Implementation Results. We implement Peacock as an independent component using Java and a plug-in for Spark [1] written in Scala. We run experiments on 110 nodes consisting of 100 workers and 10 schedulers. To keep it traceable, we sample 3200 jobs of Google trace and we convert task durations from seconds to milliseconds. We implement a Spark job called sleep task. The current thread sleeps for a duration equals to task duration to simulate the execution time that each task needs. The method for varying the load is the same as the simulation experiments described in Sect. 3. We run real implementations of Sparrow and Eagle with the same specifications to compare Peacock against them. Figure 7(a) presents average job completion time at both light and heavy loads. The result shows that Peacock significantly outperforms both the algorithms in all loads. Peacock outperforms Sparrow with an at most 80% improvement under the 80% load and at least a 69% improvement under the 20% load scenario. Moreover, compared to Eagle, the maximum improvement reaches 81% when the load is 50% and the least enhancement is 57% for the load 300%. Figure 7(b) shows the fraction of jobs that each algorithm runs in less time. Again we can see that Peacock runs higher percentage of jobs faster than both Sparrow and Eagle.

5 Related Work

Original schedulers are usually designed in a centralized manner [9, 12,13,14,15,16] and are a computationally expensive optimization problem. Such algorithms may increase scheduling times and lead to scalability problems. Distributed and hybrid schedulers are proposed to resolve the problem. Sparrow [3] is a distributed scheduler using batch sampling and late binding techniques to be scalable and offer low latency. However, it faces challenges in highly loaded clusters due to the lack of Head-of-Line blocking mitigation. Hawk [5] and Eagle [4] are hybrid schedulers that augment Sparrow to mitigate Head-of-Line blocking. A centralized scheduler schedules long jobs and distributed schedulers handles short jobs. Both divide jobs statically into long and short categories, splits workers into two partitions statically, and allocate one partition to short jobs and another to both types of jobs. To mitigate the Head-of-Line blocking in Hawk, idle workers steal short tasks that get stuck behind long jobs. Instead, Eagle shares information among workers called Succinct State Sharing, in which the distributed schedulers are informed of the locations where long jobs are executing. Eagle also proposes a Shortest Remaining Processing Time reordering technique to prevent starvation. Unfortunately, Eagle relies strongly on static parameters which limits its practicality and does not perform well under light loads. In Mercury [8], jobs are divided into two sets, either served centrally with best effort or scheduled by distributed schedulers. It uses a load shedding technique to re-balance load on workers. Mercury does no cope with the Head-of-Line blocking and faces scalability issues when there are a large number of guaranteed jobs waiting to be scheduled. Apollo [11] relies on shared states. Jobs are homogeneous and scheduled with the same policy. A centralized manager maintains a shared state updated by connecting with nodes. Unlike Apollo, Peacock imposes a tiny global information not relying on central coordination.

6 Conclusion

We presented Peacock, a new distributed probe-based scheduler for large scale clusters.

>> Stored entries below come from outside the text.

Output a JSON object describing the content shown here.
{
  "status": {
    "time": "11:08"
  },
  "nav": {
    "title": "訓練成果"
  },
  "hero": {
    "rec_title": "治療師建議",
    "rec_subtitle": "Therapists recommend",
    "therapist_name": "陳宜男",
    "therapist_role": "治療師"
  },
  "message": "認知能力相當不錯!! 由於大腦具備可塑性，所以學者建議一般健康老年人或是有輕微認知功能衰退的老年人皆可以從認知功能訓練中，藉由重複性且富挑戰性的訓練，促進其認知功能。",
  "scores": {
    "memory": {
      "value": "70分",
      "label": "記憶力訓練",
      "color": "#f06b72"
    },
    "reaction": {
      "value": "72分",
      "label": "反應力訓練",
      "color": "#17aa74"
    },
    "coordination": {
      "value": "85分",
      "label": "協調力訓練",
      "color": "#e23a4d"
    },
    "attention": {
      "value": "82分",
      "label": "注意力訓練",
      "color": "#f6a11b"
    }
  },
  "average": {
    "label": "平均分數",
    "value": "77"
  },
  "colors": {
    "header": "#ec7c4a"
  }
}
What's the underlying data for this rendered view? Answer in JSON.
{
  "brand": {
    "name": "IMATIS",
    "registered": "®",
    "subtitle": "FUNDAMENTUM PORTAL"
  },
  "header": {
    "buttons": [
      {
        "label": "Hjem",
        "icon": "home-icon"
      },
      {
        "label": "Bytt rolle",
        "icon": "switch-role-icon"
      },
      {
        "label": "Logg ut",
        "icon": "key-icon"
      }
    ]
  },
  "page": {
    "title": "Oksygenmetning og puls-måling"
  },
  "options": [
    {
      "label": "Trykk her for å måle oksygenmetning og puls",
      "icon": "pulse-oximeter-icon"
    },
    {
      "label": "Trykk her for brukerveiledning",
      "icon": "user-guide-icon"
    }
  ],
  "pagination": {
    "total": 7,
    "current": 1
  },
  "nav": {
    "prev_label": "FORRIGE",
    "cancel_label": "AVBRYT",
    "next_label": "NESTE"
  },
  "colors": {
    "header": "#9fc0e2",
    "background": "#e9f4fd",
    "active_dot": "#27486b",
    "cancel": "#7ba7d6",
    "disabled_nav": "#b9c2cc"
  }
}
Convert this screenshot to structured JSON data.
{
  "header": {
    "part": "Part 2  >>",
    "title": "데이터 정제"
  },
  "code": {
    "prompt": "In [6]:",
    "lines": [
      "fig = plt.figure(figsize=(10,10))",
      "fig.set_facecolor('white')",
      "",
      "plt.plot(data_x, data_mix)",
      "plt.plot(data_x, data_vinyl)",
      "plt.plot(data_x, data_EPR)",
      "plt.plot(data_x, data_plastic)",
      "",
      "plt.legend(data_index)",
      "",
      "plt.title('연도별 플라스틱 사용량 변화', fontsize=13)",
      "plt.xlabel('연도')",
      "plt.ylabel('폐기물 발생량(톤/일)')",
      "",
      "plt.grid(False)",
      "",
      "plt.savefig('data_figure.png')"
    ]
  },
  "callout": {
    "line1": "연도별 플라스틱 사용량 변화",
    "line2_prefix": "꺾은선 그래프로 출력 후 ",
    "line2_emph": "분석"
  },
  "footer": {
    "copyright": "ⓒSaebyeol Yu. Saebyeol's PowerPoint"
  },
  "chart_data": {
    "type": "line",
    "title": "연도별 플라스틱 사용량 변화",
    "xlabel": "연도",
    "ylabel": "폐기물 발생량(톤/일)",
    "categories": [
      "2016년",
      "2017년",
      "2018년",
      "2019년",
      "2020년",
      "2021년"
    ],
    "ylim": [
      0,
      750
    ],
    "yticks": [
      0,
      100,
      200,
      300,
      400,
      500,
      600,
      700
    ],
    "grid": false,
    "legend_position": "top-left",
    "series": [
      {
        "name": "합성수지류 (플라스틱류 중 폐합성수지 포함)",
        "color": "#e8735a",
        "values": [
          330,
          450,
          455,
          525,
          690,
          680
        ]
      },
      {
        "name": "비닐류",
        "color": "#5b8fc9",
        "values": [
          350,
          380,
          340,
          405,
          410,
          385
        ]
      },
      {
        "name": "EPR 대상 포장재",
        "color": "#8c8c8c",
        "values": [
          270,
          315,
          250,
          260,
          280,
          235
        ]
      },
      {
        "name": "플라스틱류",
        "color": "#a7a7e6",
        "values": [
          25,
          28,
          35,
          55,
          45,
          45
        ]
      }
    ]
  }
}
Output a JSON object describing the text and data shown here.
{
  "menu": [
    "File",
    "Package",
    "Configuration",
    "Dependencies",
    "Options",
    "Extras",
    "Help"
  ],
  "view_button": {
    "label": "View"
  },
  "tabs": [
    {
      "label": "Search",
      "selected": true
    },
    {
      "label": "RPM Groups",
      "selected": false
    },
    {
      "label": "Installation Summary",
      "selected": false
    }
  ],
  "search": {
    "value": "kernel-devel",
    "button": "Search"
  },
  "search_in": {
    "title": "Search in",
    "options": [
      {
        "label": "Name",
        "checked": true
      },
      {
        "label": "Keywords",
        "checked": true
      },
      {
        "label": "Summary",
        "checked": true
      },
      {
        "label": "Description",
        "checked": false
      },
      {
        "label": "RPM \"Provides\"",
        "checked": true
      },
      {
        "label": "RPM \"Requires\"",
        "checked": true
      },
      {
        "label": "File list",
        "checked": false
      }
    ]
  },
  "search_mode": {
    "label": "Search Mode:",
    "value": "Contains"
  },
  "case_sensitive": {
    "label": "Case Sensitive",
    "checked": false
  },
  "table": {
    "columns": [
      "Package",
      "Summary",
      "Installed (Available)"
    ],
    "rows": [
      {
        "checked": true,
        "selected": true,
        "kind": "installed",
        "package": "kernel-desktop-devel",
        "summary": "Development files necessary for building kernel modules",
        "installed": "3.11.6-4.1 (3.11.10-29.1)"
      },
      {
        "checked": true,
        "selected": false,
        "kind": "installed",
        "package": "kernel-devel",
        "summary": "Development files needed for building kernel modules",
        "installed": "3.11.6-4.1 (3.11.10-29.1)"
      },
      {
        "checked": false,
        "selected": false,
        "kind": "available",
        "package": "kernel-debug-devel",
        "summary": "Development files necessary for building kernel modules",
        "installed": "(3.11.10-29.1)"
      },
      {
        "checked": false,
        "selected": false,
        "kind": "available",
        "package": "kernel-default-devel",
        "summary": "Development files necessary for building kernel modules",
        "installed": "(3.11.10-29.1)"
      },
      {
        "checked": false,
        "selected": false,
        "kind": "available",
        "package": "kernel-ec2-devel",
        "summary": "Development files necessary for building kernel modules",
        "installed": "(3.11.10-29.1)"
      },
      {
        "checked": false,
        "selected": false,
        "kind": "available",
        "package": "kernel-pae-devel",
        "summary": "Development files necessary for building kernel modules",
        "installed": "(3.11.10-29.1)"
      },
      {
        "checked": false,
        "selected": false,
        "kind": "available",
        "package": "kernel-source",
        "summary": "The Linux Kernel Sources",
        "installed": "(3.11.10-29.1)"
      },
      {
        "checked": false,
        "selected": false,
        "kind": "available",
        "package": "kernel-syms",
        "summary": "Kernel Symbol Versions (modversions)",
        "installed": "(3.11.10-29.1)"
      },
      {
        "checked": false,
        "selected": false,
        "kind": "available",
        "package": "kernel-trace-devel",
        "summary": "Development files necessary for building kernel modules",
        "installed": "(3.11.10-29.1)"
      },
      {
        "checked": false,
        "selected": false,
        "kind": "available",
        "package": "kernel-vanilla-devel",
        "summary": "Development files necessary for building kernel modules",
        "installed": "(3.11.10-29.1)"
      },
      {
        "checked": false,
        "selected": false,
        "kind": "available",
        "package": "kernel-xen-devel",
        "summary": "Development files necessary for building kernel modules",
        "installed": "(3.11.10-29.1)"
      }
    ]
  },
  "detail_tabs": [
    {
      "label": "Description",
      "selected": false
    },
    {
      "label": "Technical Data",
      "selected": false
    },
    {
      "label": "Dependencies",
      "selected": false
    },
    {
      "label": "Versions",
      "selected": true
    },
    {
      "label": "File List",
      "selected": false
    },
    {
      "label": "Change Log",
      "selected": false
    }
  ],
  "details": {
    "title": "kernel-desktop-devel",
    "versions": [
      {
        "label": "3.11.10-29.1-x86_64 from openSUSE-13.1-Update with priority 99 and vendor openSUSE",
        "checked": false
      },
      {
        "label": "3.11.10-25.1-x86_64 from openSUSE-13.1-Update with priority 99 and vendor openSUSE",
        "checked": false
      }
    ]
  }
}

Peacock mitigates the Head-of-Line blocking by combining probe rotation through the elastic queues with a novel probe reordering. Peacock organizes workers into a ring overlay network and regulates probes to move between workers through the elastic queues of workers to handle workload fluctuations. We showed that Peacock outperforms state-of-the-art probe-based schedulers in various workloads through simulation and realistic distributed experiments.